The negotiation process is also helpful to the employer. Pao states that Reddit will provide fair initial offers, but how will they know what’s fair? You can conduct all market analysis you want and probably get close to appropriate pay, but the right pay for the right position is a moving target. One way to hone in on this target is through negotiation. If the initial offer isn’t high enough, the employer will welcome the ability to up the offer through negotiation rather than lose out on a great candidate.
Now, Pao would probably argue that this situation is different, because studies show that women disproportionately lose out when it comes to negotiating salaries. But I would argue that, while this may be the case overall, it is not always the case. Women are often able to negotiate higher salaries while still coming out appearing positive and professional. I’ve dealt with hundreds of them over the years. One of the last ones was a manager being hired to fix a troubled area. She was a great negotiator. We ended up paying her more, and rather than think her troublesome, we thought, this is the kind of person we need in this role.

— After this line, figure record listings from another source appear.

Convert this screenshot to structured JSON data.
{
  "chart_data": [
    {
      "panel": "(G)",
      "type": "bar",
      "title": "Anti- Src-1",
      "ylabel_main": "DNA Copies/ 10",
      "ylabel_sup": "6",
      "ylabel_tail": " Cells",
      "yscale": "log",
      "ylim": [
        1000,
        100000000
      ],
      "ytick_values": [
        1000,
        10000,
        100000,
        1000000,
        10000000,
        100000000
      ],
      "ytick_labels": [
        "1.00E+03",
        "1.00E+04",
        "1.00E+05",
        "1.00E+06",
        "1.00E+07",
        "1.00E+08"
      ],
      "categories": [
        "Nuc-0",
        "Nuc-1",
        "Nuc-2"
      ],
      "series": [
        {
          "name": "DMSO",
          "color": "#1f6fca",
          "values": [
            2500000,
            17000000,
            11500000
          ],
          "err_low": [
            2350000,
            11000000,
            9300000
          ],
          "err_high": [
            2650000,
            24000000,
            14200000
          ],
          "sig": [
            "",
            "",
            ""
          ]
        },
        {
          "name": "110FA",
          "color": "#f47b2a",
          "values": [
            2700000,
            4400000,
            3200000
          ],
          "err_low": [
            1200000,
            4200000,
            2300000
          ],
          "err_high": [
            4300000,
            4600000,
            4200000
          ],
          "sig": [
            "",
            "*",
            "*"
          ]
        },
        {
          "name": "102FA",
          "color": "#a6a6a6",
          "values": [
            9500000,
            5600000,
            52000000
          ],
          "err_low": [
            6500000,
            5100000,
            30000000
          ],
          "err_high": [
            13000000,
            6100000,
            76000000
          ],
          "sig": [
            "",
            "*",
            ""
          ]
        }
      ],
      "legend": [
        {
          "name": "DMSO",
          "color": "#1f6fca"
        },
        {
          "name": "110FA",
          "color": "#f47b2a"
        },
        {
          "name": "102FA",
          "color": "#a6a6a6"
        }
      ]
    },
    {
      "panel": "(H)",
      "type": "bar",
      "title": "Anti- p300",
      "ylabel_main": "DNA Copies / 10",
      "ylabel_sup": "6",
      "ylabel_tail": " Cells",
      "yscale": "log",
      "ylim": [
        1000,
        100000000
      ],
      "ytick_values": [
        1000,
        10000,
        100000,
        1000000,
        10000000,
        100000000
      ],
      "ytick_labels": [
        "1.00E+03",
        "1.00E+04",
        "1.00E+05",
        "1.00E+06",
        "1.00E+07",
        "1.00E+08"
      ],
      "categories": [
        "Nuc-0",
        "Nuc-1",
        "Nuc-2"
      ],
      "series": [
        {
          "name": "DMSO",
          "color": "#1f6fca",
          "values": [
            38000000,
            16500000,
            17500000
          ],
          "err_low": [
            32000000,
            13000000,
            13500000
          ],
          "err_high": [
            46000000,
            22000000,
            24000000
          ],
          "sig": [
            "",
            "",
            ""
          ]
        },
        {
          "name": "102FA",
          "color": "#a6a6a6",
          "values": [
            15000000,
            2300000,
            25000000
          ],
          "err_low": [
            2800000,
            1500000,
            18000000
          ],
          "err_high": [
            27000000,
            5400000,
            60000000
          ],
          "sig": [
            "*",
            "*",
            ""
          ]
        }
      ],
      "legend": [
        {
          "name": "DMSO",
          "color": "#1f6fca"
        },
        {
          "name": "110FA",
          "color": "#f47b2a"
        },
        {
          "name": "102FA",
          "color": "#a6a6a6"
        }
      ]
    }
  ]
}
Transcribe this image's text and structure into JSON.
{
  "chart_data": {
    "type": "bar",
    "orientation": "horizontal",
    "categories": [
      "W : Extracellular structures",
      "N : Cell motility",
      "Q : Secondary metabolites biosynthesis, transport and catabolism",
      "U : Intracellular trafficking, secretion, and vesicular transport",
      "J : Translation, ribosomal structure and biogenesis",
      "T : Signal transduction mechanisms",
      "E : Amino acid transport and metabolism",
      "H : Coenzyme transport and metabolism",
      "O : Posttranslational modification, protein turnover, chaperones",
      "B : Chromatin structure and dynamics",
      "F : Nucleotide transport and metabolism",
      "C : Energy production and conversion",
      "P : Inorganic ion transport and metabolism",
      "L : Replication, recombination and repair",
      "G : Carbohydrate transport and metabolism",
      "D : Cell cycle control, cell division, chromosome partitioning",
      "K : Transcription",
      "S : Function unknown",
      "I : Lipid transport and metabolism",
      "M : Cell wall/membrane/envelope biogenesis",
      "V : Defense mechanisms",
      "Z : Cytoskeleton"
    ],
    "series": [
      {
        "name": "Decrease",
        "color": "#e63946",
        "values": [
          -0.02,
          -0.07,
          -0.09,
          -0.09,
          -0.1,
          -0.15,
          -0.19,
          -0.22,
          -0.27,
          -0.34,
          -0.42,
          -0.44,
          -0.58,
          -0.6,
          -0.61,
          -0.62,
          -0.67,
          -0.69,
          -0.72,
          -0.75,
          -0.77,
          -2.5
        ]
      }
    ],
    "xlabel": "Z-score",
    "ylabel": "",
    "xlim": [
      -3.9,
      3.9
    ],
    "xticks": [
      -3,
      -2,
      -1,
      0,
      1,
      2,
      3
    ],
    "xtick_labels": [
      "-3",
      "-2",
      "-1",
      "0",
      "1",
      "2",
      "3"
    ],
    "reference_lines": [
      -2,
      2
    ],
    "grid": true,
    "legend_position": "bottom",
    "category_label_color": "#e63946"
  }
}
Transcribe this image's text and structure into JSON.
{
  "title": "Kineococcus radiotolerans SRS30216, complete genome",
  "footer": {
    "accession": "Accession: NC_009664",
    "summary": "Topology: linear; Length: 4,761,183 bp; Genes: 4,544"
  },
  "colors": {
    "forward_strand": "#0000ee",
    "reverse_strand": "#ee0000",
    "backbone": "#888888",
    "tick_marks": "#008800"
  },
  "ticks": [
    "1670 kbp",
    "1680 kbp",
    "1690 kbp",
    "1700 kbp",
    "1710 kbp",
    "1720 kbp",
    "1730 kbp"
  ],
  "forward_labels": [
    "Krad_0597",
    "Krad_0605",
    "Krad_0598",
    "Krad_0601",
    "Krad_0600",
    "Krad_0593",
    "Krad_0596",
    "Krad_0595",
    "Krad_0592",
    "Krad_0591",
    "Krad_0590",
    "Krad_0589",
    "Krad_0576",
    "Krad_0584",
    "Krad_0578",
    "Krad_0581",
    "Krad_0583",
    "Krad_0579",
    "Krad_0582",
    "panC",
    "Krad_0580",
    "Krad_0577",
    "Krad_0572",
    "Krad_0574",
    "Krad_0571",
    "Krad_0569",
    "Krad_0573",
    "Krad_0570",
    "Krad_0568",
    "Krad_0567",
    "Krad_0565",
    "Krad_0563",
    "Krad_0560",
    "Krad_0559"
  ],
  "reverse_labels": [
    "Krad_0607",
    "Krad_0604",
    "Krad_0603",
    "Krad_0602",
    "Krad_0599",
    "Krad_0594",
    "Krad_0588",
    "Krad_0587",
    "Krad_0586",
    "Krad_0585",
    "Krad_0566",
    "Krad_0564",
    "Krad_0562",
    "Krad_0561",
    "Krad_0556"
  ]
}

Now, I’m not saying gender biases don’t exist, and that employers don’t need to take steps to ensure that these biases don’t prevent them from hiring the best possible people. What I am saying is that if negotiating is an issue, we need to train people, men and women, to negotiate in ways that get them the pay they deserve without making them look bad. If the only way to eliminate the negative affects of negotiation on gender equality is to take the Harrison Bergeron approach, than why don’t we just take it to its ultimate end, as Vonnegut did in his story? All gender identifiers, such as names, could be eliminated from resumes. Interviews could be conducted in confessional-like booths, so employers couldn’t see if the candidate’s gender. The voice could be disguised like whistle blowers on TV investigative news shows so that employers couldn’t even hear if it was a man or a woman.
Pao and others say that telling women should be better negotiators blames the victim, but this simplifies the issue. It makes it sound as if the misogynistic leaders of the world are all sitting in a back room somewhere, playing poker, drinking whisky and smoking cigars while they conspire to keep women down. The problem is much more nuanced than that, and nuanced problems require comprehensive solutions where everyone shares responsibility.
In her pie-in-the-sky world, we would have a pure meritocracy, where your knowledge, skills and experience determine what you earn, and your ability to negotiate a better offer wouldn’t be a factor. That would be nice. But we don’t have such a system, and, humans being what they are, we probably never will. No matter what she may do at Reddit, negotiating will continue to be part of the hiring process, and if men and women want to get the best deal for themselves, it’s something they can’t afford not to master.